When customizing an environment using
ReinforcementLearning.jl, we need to transform the environment using some environment wrappers because a
TabularQApproximator only accepts states of type
Int, as the example code shows:
wrapped_env = ActionTransformedEnv(
state_mapping=s -> s ? 1 : 2,
state_space_mapping = _ -> Base.OneTo(2)
action_mapping = i -> action_space(env)[i],
action_space_mapping = _ -> Base.OneTo(3),
Then what’s the underlying logic of this code?
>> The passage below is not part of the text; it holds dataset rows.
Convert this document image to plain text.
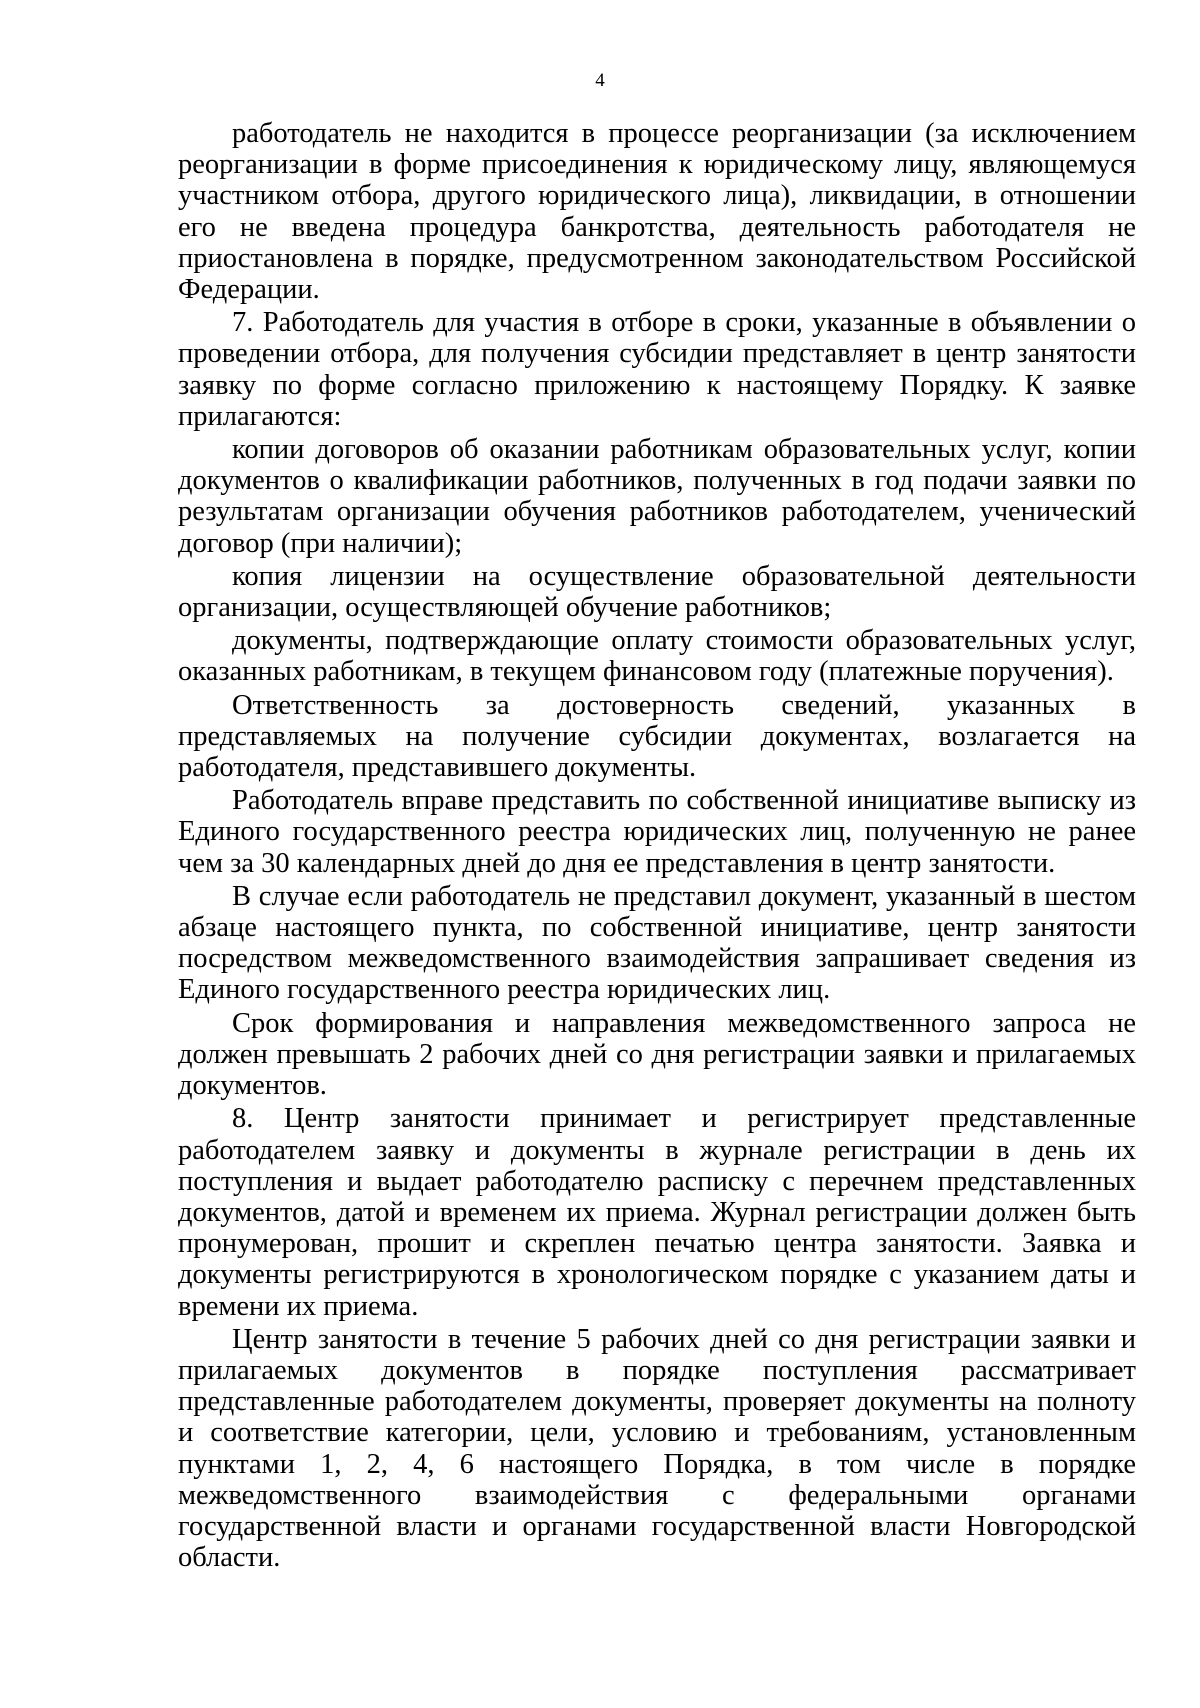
4

работодатель не находится в процессе реорганизации (за исключением реорганизации в форме присоединения к юридическому лицу, являющемуся участником отбора, другого юридического лица), ликвидации, в отношении его не введена процедура банкротства, деятельность работодателя не приостановлена в порядке, предусмотренном законодательством Российской Федерации.

7. Работодатель для участия в отборе в сроки, указанные в объявлении о проведении отбора, для получения субсидии представляет в центр занятости заявку по форме согласно приложению к настоящему Порядку. К заявке прилагаются:

копии договоров об оказании работникам образовательных услуг, копии документов о квалификации работников, полученных в год подачи заявки по результатам организации обучения работников работодателем, ученический договор (при наличии);

копия лицензии на осуществление образовательной деятельности организации, осуществляющей обучение работников;

документы, подтверждающие оплату стоимости образовательных услуг, оказанных работникам, в текущем финансовом году (платежные поручения).

Ответственность за достоверность сведений, указанных в представляемых на получение субсидии документах, возлагается на работодателя, представившего документы.

Работодатель вправе представить по собственной инициативе выписку из Единого государственного реестра юридических лиц, полученную не ранее чем за 30 календарных дней до дня ее представления в центр занятости.

В случае если работодатель не представил документ, указанный в шестом абзаце настоящего пункта, по собственной инициативе, центр занятости посредством межведомственного взаимодействия запрашивает сведения из Единого государственного реестра юридических лиц.

Срок формирования и направления межведомственного запроса не должен превышать 2 рабочих дней со дня регистрации заявки и прилагаемых документов.

8. Центр занятости принимает и регистрирует представленные работодателем заявку и документы в журнале регистрации в день их поступления и выдает работодателю расписку с перечнем представленных документов, датой и временем их приема. Журнал регистрации должен быть пронумерован, прошит и скреплен печатью центра занятости. Заявка и документы регистрируются в хронологическом порядке с указанием даты и времени их приема.

Центр занятости в течение 5 рабочих дней со дня регистрации заявки и прилагаемых документов в порядке поступления рассматривает представленные работодателем документы, проверяет документы на полноту и соответствие категории, цели, условию и требованиям, установленным пунктами 1, 2, 4, 6 настоящего Порядка, в том числе в порядке межведомственного взаимодействия с федеральными органами государственной власти и органами государственной власти Новгородской области.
Specifically, why does
state_mapping=s -> s ? 1 : 2 while
action_mapping = i -> action_space(env)[i], which means these two mappings function in opposite directions?
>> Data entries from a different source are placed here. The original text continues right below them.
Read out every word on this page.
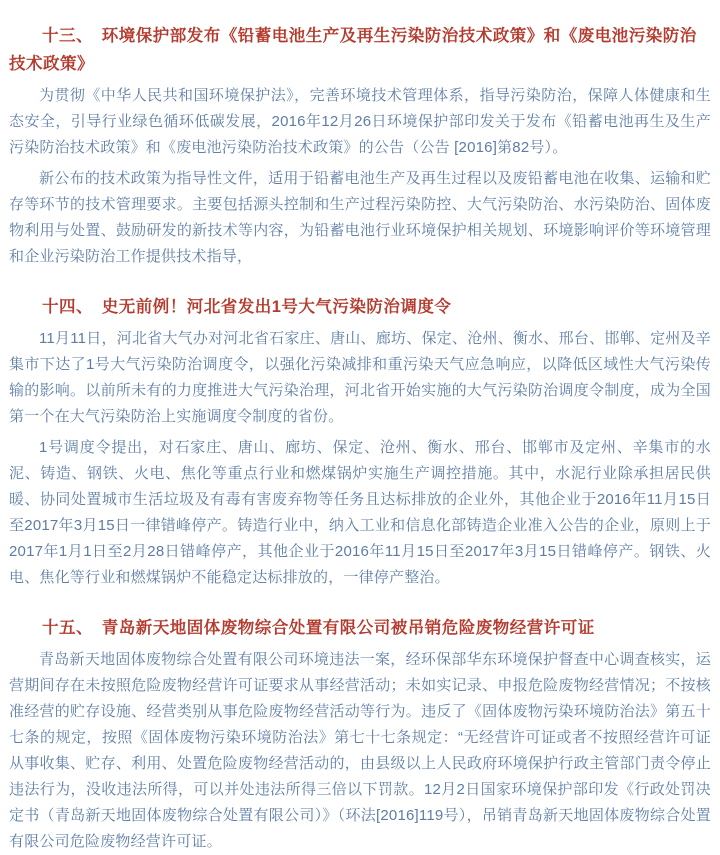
十三、　环境保护部发布《铅蓄电池生产及再生污染防治技术政策》和《废电池污染防治技术政策》

为贯彻《中华人民共和国环境保护法》，完善环境技术管理体系，指导污染防治，保障人体健康和生态安全，引导行业绿色循环低碳发展，2016年12月26日环境保护部印发关于发布《铅蓄电池再生及生产污染防治技术政策》和《废电池污染防治技术政策》的公告（公告 [2016]第82号）。

新公布的技术政策为指导性文件，适用于铅蓄电池生产及再生过程以及废铅蓄电池在收集、运输和贮存等环节的技术管理要求。主要包括源头控制和生产过程污染防控、大气污染防治、水污染防治、固体废物利用与处置、鼓励研发的新技术等内容，为铅蓄电池行业环境保护相关规划、环境影响评价等环境管理和企业污染防治工作提供技术指导，

十四、　史无前例！河北省发出1号大气污染防治调度令

11月11日，河北省大气办对河北省石家庄、唐山、廊坊、保定、沧州、衡水、邢台、邯郸、定州及辛集市下达了1号大气污染防治调度令，以强化污染减排和重污染天气应急响应，以降低区域性大气污染传输的影响。以前所未有的力度推进大气污染治理，河北省开始实施的大气污染防治调度令制度，成为全国第一个在大气污染防治上实施调度令制度的省份。

1号调度令提出，对石家庄、唐山、廊坊、保定、沧州、衡水、邢台、邯郸市及定州、辛集市的水泥、铸造、钢铁、火电、焦化等重点行业和燃煤锅炉实施生产调控措施。其中，水泥行业除承担居民供暖、协同处置城市生活垃圾及有毒有害废弃物等任务且达标排放的企业外，其他企业于2016年11月15日至2017年3月15日一律错峰停产。铸造行业中，纳入工业和信息化部铸造企业准入公告的企业，原则上于2017年1月1日至2月28日错峰停产，其他企业于2016年11月15日至2017年3月15日错峰停产。钢铁、火电、焦化等行业和燃煤锅炉不能稳定达标排放的，一律停产整治。

十五、　青岛新天地固体废物综合处置有限公司被吊销危险废物经营许可证

青岛新天地固体废物综合处置有限公司环境违法一案，经环保部华东环境保护督查中心调查核实，运营期间存在未按照危险废物经营许可证要求从事经营活动；未如实记录、申报危险废物经营情况；不按核准经营的贮存设施、经营类别从事危险废物经营活动等行为。违反了《固体废物污染环境防治法》第五十七条的规定，按照《固体废物污染环境防治法》第七十七条规定：“无经营许可证或者不按照经营许可证从事收集、贮存、利用、处置危险废物经营活动的，由县级以上人民政府环境保护行政主管部门责令停止违法行为，没收违法所得，可以并处违法所得三倍以下罚款。12月2日国家环境保护部印发《行政处罚决定书（青岛新天地固体废物综合处置有限公司）》（环法[2016]119号），吊销青岛新天地固体废物综合处置有限公司危险废物经营许可证。
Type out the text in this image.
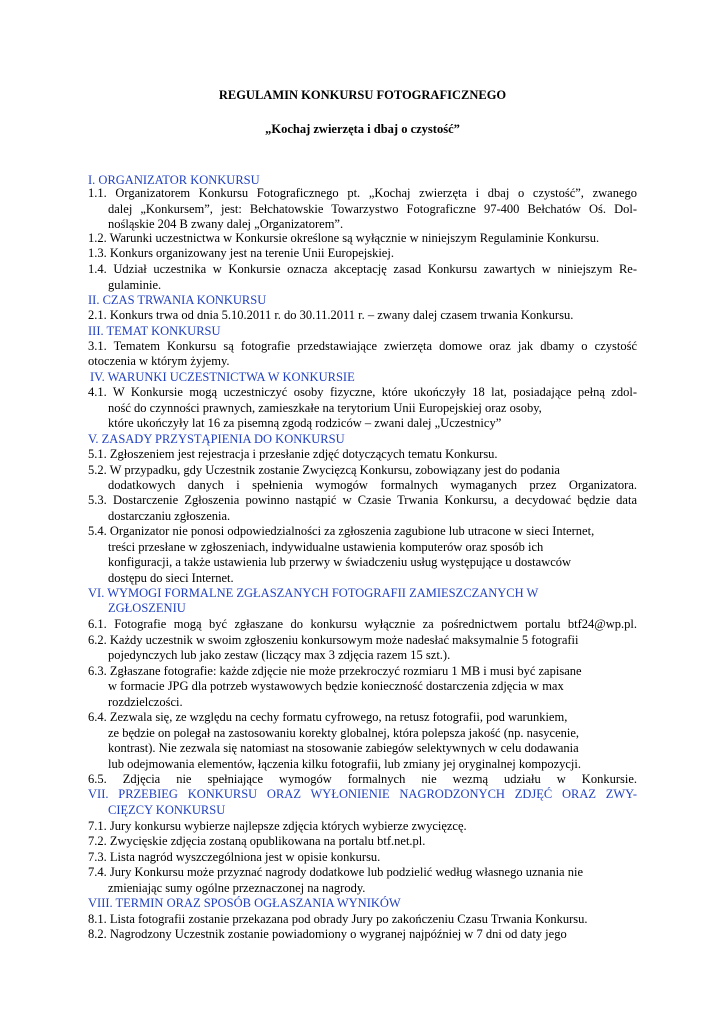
REGULAMIN KONKURSU FOTOGRAFICZNEGO
„Kochaj zwierzęta i dbaj o czystość”
I. ORGANIZATOR KONKURSU
1.1. Organizatorem Konkursu Fotograficznego pt. „Kochaj zwierzęta i dbaj o czystość”, zwanego
dalej „Konkursem”, jest: Bełchatowskie Towarzystwo Fotograficzne 97-400 Bełchatów Oś. Dol-
nośląskie 204 B zwany dalej „Organizatorem”.
1.2. Warunki uczestnictwa w Konkursie określone są wyłącznie w niniejszym Regulaminie Konkursu.
1.3. Konkurs organizowany jest na terenie Unii Europejskiej.
1.4. Udział uczestnika w Konkursie oznacza akceptację zasad Konkursu zawartych w niniejszym Re-
gulaminie.
II. CZAS TRWANIA KONKURSU
2.1. Konkurs trwa od dnia 5.10.2011 r. do 30.11.2011 r. – zwany dalej czasem trwania Konkursu.
III. TEMAT KONKURSU
3.1. Tematem Konkursu są fotografie przedstawiające zwierzęta domowe oraz jak dbamy o czystość
otoczenia w którym żyjemy.
IV. WARUNKI UCZESTNICTWA W KONKURSIE
4.1. W Konkursie mogą uczestniczyć osoby fizyczne, które ukończyły 18 lat, posiadające pełną zdol-
ność do czynności prawnych, zamieszkałe na terytorium Unii Europejskiej oraz osoby,
które ukończyły lat 16 za pisemną zgodą rodziców – zwani dalej „Uczestnicy”
V. ZASADY PRZYSTĄPIENIA DO KONKURSU
5.1. Zgłoszeniem jest rejestracja i przesłanie zdjęć dotyczących tematu Konkursu.
5.2. W przypadku, gdy Uczestnik zostanie Zwycięzcą Konkursu, zobowiązany jest do podania
dodatkowych danych i spełnienia wymogów formalnych wymaganych przez Organizatora.
5.3. Dostarczenie Zgłoszenia powinno nastąpić w Czasie Trwania Konkursu, a decydować będzie data
dostarczaniu zgłoszenia.
5.4. Organizator nie ponosi odpowiedzialności za zgłoszenia zagubione lub utracone w sieci Internet,
treści przesłane w zgłoszeniach, indywidualne ustawienia komputerów oraz sposób ich
konfiguracji, a także ustawienia lub przerwy w świadczeniu usług występujące u dostawców
dostępu do sieci Internet.
VI. WYMOGI FORMALNE ZGŁASZANYCH FOTOGRAFII ZAMIESZCZANYCH W
ZGŁOSZENIU
6.1. Fotografie mogą być zgłaszane do konkursu wyłącznie za pośrednictwem portalu btf24@wp.pl.
6.2. Każdy uczestnik w swoim zgłoszeniu konkursowym może nadesłać maksymalnie 5 fotografii
pojedynczych lub jako zestaw (liczący max 3 zdjęcia razem 15 szt.).
6.3. Zgłaszane fotografie: każde zdjęcie nie może przekroczyć rozmiaru 1 MB i musi być zapisane
w formacie JPG dla potrzeb wystawowych będzie konieczność dostarczenia zdjęcia w max
rozdzielczości.
6.4. Zezwala się, ze względu na cechy formatu cyfrowego, na retusz fotografii, pod warunkiem,
ze będzie on polegał na zastosowaniu korekty globalnej, która polepsza jakość (np. nasycenie,
kontrast). Nie zezwala się natomiast na stosowanie zabiegów selektywnych w celu dodawania
lub odejmowania elementów, łączenia kilku fotografii, lub zmiany jej oryginalnej kompozycji.
6.5. Zdjęcia nie spełniające wymogów formalnych nie wezmą udziału w Konkursie.
VII. PRZEBIEG KONKURSU ORAZ WYŁONIENIE NAGRODZONYCH ZDJĘĆ ORAZ ZWY-
CIĘZCY KONKURSU
7.1. Jury konkursu wybierze najlepsze zdjęcia których wybierze zwycięzcę.
7.2. Zwycięskie zdjęcia zostaną opublikowana na portalu btf.net.pl.
7.3. Lista nagród wyszczególniona jest w opisie konkursu.
7.4. Jury Konkursu może przyznać nagrody dodatkowe lub podzielić według własnego uznania nie
zmieniając sumy ogólne przeznaczonej na nagrody.
VIII. TERMIN ORAZ SPOSÓB OGŁASZANIA WYNIKÓW
8.1. Lista fotografii zostanie przekazana pod obrady Jury po zakończeniu Czasu Trwania Konkursu.
8.2. Nagrodzony Uczestnik zostanie powiadomiony o wygranej najpóźniej w 7 dni od daty jego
Haven’t checked the example you are talking about, but the it seems like
env here is an environment that represent its state as a boolean and its action as one out of three values (I guess it might be (-1, 0, 1), but haven’t check the example so not sure).
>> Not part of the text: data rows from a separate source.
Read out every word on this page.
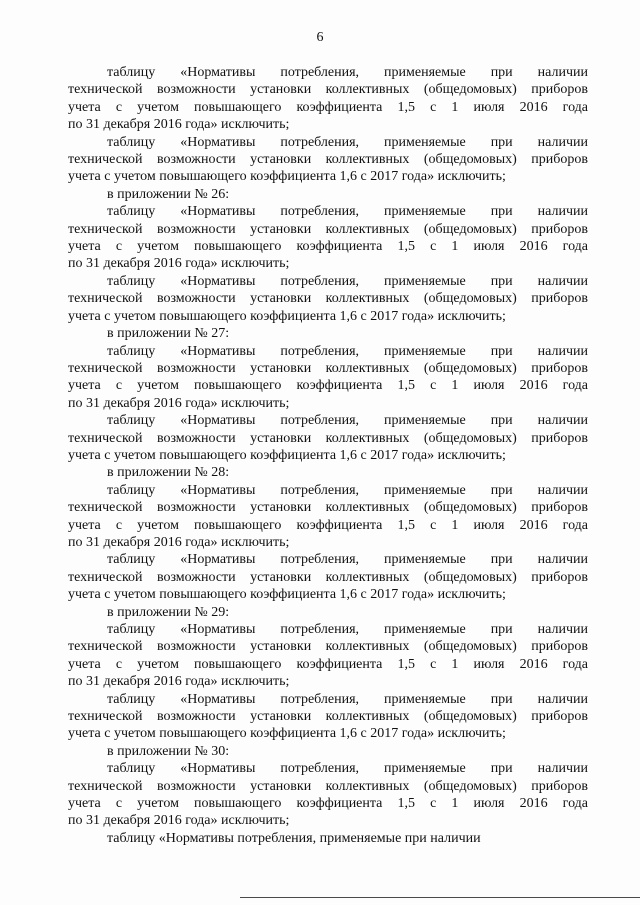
6
таблицу «Нормативы потребления, применяемые при наличии
технической возможности установки коллективных (общедомовых) приборов
учета с учетом повышающего коэффициента 1,5 с 1 июля 2016 года
по 31 декабря 2016 года» исключить;
таблицу «Нормативы потребления, применяемые при наличии
технической возможности установки коллективных (общедомовых) приборов
учета с учетом повышающего коэффициента 1,6 с 2017 года» исключить;

в приложении № 26:

таблицу «Нормативы потребления, применяемые при наличии
технической возможности установки коллективных (общедомовых) приборов
учета с учетом повышающего коэффициента 1,5 с 1 июля 2016 года
по 31 декабря 2016 года» исключить;
таблицу «Нормативы потребления, применяемые при наличии
технической возможности установки коллективных (общедомовых) приборов
учета с учетом повышающего коэффициента 1,6 с 2017 года» исключить;

в приложении № 27:

таблицу «Нормативы потребления, применяемые при наличии
технической возможности установки коллективных (общедомовых) приборов
учета с учетом повышающего коэффициента 1,5 с 1 июля 2016 года
по 31 декабря 2016 года» исключить;
таблицу «Нормативы потребления, применяемые при наличии
технической возможности установки коллективных (общедомовых) приборов
учета с учетом повышающего коэффициента 1,6 с 2017 года» исключить;

в приложении № 28:

таблицу «Нормативы потребления, применяемые при наличии
технической возможности установки коллективных (общедомовых) приборов
учета с учетом повышающего коэффициента 1,5 с 1 июля 2016 года
по 31 декабря 2016 года» исключить;
таблицу «Нормативы потребления, применяемые при наличии
технической возможности установки коллективных (общедомовых) приборов
учета с учетом повышающего коэффициента 1,6 с 2017 года» исключить;

в приложении № 29:

таблицу «Нормативы потребления, применяемые при наличии
технической возможности установки коллективных (общедомовых) приборов
учета с учетом повышающего коэффициента 1,5 с 1 июля 2016 года
по 31 декабря 2016 года» исключить;
таблицу «Нормативы потребления, применяемые при наличии
технической возможности установки коллективных (общедомовых) приборов
учета с учетом повышающего коэффициента 1,6 с 2017 года» исключить;

в приложении № 30:

таблицу «Нормативы потребления, применяемые при наличии
технической возможности установки коллективных (общедомовых) приборов
учета с учетом повышающего коэффициента 1,5 с 1 июля 2016 года
по 31 декабря 2016 года» исключить;
таблицу «Нормативы потребления, применяемые при наличии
To make this into indexes for the Q-table so the agent can easily handle this, we want to convert them to be in the range 1-2 and 1-3.
So the transformations simply acts as a layer to easily define the layer that translates between env and agent representations. When the agent reads a state it is transformed from bool to 1-2, and when it supplies an action as 1-3 it is transformed to whatever the action space is for the env.